In 2003, Osborne played Tiffany in the Australian film Ned.

In 2004, Osborne featured in American mini-series The Mystery of Natalie Wood, playing the part of Jackie Estes, Natalie Wood's best friend. In 2004, she performed in the Australian television mini-series Jessica as the Thomas daughter, Gwendolyn.

Osborne was a cast member in the Nine Network sketch and current affairs comedy show The Nation, hosted by Mick Molloy. She was absent from episodes 10-12 of the run but returned for the final episode in August 2007.

In July 2014, Osborne was one of the ensemble cast in the Channel 7 sketch comedy show Kinne, in a variety of roles revealing her genuine talent for madcap, Aussie humour.

In 2020, Osborne joined the sixth season of the Australian version of I'm a Celebrity...Get Me Out of Here!. She was eliminated on 19 January 2020 and finished in 13th place.

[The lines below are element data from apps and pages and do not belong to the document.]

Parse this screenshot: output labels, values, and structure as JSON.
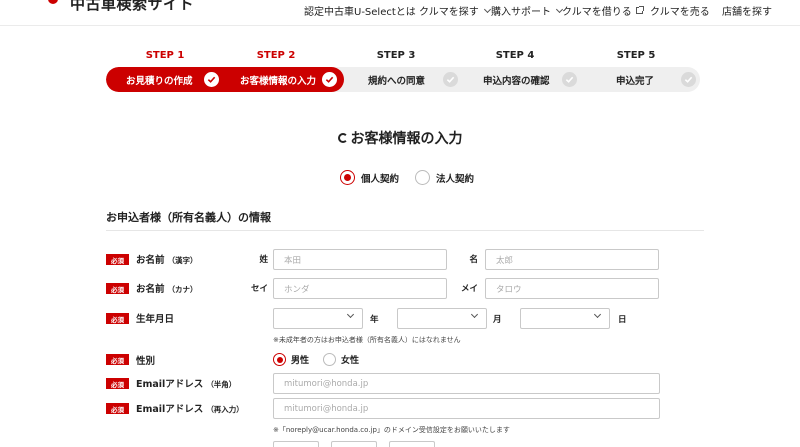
{
  "header": {
    "site_title": "中古車検索サイト",
    "nav": [
      {
        "label": "認定中古車U-Selectとは",
        "icon": ""
      },
      {
        "label": "クルマを探す",
        "icon": "chevron-down-icon"
      },
      {
        "label": "購入サポート",
        "icon": "chevron-down-icon"
      },
      {
        "label": "クルマを借りる",
        "icon": "external-link-icon"
      },
      {
        "label": "クルマを売る",
        "icon": ""
      },
      {
        "label": "店舗を探す",
        "icon": ""
      }
    ]
  },
  "steps": [
    {
      "number": "STEP 1",
      "name": "お見積りの作成",
      "state": "done"
    },
    {
      "number": "STEP 2",
      "name": "お客様情報の入力",
      "state": "current"
    },
    {
      "number": "STEP 3",
      "name": "規約への同意",
      "state": "todo"
    },
    {
      "number": "STEP 4",
      "name": "申込内容の確認",
      "state": "todo"
    },
    {
      "number": "STEP 5",
      "name": "申込完了",
      "state": "todo"
    }
  ],
  "page_title": "お客様情報の入力",
  "contract_type": {
    "options": [
      {
        "label": "個人契約",
        "checked": true
      },
      {
        "label": "法人契約",
        "checked": false
      }
    ]
  },
  "section_title": "お申込者様（所有名義人）の情報",
  "required_badge": "必須",
  "form": {
    "name_kanji": {
      "label": "お名前",
      "sub": "（漢字）",
      "sei_label": "姓",
      "sei_placeholder": "本田",
      "mei_label": "名",
      "mei_placeholder": "太郎"
    },
    "name_kana": {
      "label": "お名前",
      "sub": "（カナ）",
      "sei_label": "セイ",
      "sei_placeholder": "ホンダ",
      "mei_label": "メイ",
      "mei_placeholder": "タロウ"
    },
    "birthdate": {
      "label": "生年月日",
      "year_label": "年",
      "month_label": "月",
      "day_label": "日",
      "year_value": "",
      "month_value": "",
      "day_value": "",
      "note": "※未成年者の方はお申込者様（所有名義人）にはなれません"
    },
    "gender": {
      "label": "性別",
      "options": [
        {
          "label": "男性",
          "checked": true
        },
        {
          "label": "女性",
          "checked": false
        }
      ]
    },
    "email": {
      "label": "Emailアドレス",
      "sub": "（半角）",
      "placeholder": "mitumori@honda.jp"
    },
    "email_confirm": {
      "label": "Emailアドレス",
      "sub": "（再入力）",
      "placeholder": "mitumori@honda.jp",
      "note": "※「noreply@ucar.honda.co.jp」のドメイン受信設定をお願いいたします"
    }
  },
  "colors": {
    "accent": "#cc0000",
    "inactive_step": "#efefef",
    "border": "#c9c9c9"
  }
}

Osborne has also featured in television advertisements, including for Budget Direct.

=== Radio ===
In January 2025, Osborne joined Nova 106.9 to host Ash, Luttsy & Nikki Osborne. She resigned from the show in December 2025.

=== Video podcast ===
In May 2026, Osbourne began hosting Nova's first video podcast Bush Deep, playing the character "Bushie". She interviewed Australian Prime Minister Anthony Albanese for an episode released in July 2026. During the episode, she asked him to play a game of "date, marry, shag", in which he said he would "all of the above" to Kylie Minogue. He subsequently apologised, after complaints from some parliamentarians.

=== Music ===
In 2004, Osborne toured with performer Jon English as a lead singer.

==Personal life==
Osborne married long term boyfriend, Jeremy Starr, on 6 October 2007. The couple have two children.